Demands on data documentation are increasing as more pressure is put on researchers to provide FAIR data, ideally also FAIR data that are openly available. (It is confusing to talk about FAIR data at FAIR, but we’ll have to find a way to live with that.) The data produced from a research product is now often seen as a primary research product, in need of much more resources and attention than it has been afforded previously.

In the past, data documentation for publishing data is something that might be hurriedly put together at the time of final acceptance of the paper - providing a replication package for journals that expect that. Sometimes, contractual obligations meant that data needed to be provided for NSD; that
sometimes happened long after actual publication (unfortunately).

The job of documenting data in detail will eventually have to be done. Is there any reason to postpone that work until publishing data at the time of paper publication? There is an obvious need for some documentation also during the analysis. Even if the person or team that is intensively involved in the analysis is intimately familiar with the details of the data, the rest of the team often are not as informed about what information is actually in the data.
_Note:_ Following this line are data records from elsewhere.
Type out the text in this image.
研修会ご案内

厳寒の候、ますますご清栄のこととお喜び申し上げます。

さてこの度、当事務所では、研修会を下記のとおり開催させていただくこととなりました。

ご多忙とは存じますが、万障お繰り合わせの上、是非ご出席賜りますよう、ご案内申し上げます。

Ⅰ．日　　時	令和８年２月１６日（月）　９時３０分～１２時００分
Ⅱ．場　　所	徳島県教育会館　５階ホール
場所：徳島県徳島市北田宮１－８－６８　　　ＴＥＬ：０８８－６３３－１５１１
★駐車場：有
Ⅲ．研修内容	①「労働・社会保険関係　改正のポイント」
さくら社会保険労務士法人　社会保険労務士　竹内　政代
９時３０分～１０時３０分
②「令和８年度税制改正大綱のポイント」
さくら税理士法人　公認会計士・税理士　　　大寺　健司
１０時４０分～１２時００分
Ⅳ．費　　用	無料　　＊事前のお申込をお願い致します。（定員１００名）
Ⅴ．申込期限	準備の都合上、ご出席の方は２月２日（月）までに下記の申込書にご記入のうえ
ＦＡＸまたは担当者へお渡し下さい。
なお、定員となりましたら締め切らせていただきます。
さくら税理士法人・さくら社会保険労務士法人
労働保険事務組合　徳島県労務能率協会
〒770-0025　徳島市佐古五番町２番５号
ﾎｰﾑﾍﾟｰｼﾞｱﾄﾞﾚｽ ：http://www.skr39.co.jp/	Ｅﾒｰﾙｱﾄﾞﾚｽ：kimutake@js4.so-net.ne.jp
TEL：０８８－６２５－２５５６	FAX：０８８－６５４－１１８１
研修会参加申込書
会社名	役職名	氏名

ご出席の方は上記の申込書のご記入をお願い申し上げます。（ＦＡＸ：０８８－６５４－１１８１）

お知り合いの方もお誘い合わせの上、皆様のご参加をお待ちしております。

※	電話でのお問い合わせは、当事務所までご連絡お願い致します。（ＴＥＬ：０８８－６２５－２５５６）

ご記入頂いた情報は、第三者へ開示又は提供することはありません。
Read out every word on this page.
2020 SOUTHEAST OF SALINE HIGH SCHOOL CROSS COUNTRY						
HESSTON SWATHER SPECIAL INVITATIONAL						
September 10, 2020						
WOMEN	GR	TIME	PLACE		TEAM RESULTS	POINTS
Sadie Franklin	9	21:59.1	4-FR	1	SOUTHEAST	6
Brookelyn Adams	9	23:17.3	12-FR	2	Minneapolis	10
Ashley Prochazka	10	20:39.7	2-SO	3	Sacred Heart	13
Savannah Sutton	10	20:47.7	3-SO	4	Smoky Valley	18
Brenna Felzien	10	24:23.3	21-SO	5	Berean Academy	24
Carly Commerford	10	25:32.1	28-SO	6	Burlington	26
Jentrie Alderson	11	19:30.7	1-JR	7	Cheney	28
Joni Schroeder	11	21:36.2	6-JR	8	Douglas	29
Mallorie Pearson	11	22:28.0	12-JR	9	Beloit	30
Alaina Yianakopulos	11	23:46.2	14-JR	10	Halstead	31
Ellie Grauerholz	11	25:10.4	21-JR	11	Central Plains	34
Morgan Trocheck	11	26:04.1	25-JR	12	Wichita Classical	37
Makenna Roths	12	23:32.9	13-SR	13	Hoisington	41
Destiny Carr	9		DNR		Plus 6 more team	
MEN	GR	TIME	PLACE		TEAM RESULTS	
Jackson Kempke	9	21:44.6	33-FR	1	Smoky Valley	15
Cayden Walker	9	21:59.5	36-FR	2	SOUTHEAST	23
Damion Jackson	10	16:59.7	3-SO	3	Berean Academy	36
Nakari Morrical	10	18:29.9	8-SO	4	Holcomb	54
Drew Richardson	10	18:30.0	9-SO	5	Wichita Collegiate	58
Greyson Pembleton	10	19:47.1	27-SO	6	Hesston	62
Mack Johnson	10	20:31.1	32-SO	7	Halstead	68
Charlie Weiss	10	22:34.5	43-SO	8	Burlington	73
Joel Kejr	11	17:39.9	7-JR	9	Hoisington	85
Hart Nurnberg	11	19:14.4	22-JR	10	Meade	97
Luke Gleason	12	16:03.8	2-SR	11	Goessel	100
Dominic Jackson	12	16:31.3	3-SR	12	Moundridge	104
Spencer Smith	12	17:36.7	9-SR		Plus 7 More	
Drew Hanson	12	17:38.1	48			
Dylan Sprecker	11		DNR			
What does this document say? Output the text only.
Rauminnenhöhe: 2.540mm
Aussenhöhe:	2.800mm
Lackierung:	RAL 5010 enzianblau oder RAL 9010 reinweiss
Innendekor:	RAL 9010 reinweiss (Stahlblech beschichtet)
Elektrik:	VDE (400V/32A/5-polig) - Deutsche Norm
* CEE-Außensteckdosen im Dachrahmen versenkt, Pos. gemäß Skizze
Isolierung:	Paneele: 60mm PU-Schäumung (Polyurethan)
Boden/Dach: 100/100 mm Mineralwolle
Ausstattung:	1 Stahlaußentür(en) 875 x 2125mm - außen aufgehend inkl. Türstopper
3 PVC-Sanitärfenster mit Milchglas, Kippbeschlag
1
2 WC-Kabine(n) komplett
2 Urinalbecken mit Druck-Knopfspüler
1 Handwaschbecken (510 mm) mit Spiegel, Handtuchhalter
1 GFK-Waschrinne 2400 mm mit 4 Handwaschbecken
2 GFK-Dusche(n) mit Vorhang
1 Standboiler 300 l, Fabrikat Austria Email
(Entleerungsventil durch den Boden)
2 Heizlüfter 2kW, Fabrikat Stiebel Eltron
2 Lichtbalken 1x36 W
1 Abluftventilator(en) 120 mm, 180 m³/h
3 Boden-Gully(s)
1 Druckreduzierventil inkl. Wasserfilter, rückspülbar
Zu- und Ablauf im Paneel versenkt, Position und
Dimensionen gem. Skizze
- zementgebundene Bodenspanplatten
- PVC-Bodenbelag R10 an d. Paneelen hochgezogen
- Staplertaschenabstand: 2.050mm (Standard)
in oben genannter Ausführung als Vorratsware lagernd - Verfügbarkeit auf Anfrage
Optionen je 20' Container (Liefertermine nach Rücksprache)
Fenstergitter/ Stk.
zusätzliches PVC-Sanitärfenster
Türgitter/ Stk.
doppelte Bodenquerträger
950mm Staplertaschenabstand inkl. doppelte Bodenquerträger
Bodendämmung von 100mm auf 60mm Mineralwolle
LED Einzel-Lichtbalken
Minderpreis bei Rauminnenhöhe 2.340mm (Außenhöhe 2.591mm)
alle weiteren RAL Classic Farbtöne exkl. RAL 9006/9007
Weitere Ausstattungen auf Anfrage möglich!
In the documentation stage, it can happen that misunderstandings about the content of data are cleared up. Better to do this early.
In the documentation stage, it often becomes clear that the data file to document needs to be non-redundant and with useful names. the data that people work on is a bit of a mis-mash of raw data and analytical files. It would be better to freeze and document the useful set of raw data early on and have the analysis be based on this attempt at a final data product instead of having to modify the code as the structure of data changes just before submission.

Tools

There are tools that can help with documentation of data according to recognized standards. In social science, an important set of standards are provided by the Data Documentation Initiative (DDI). Tool providers are:

Nesstar Publisher: This is a tool that NSD - Norwegian centre for research data has developed and use in their own archiving services. This tool can also ingest Stata data files and use labels. The Stata files must have been saved with saveold XX, version(11) to be ingestible. Produces a nice pdf output and a DDI-Codebook .xml file, see example at Harvard Dataverse: Replication Data for: Leadership and Incentives. Windows software. Free for use, and each researcher can use it.
Colectica: A commercial enterprise that sells both lightweight Colectica for Excel and the more heavy duty (and more expensive) Colectiva Designer. These tools can ingest Stata data files, use labels from those data files and write pdf and DDI-Lifecycle .xmlfiles. Windows software. The full-blown Designer is more polished and up-to-date than Nesstar, but it is costly, at $59/user per month.
DataWiz A system developed at the Leibniz Institute for Psychology in Trier. Unclear how available this. Web-based.

Productive use of these packages depend on having some understanding of what the fields are intended to mean in the relevant DDI standard. We should think about creating a standard template for fields to populate. There is some guidance in the Best practices document developed by people at (Ontario Data Documentation, Extraction Service and Infrastructure).

Standard operating procedures?

I think we should discuss whether there is a potential for common Standard Operating Procedure (SOP) at FAIR, this would provide guidance to new researchers, we could make them such that some internal quality assurance process is possible and improve the quality of the data product.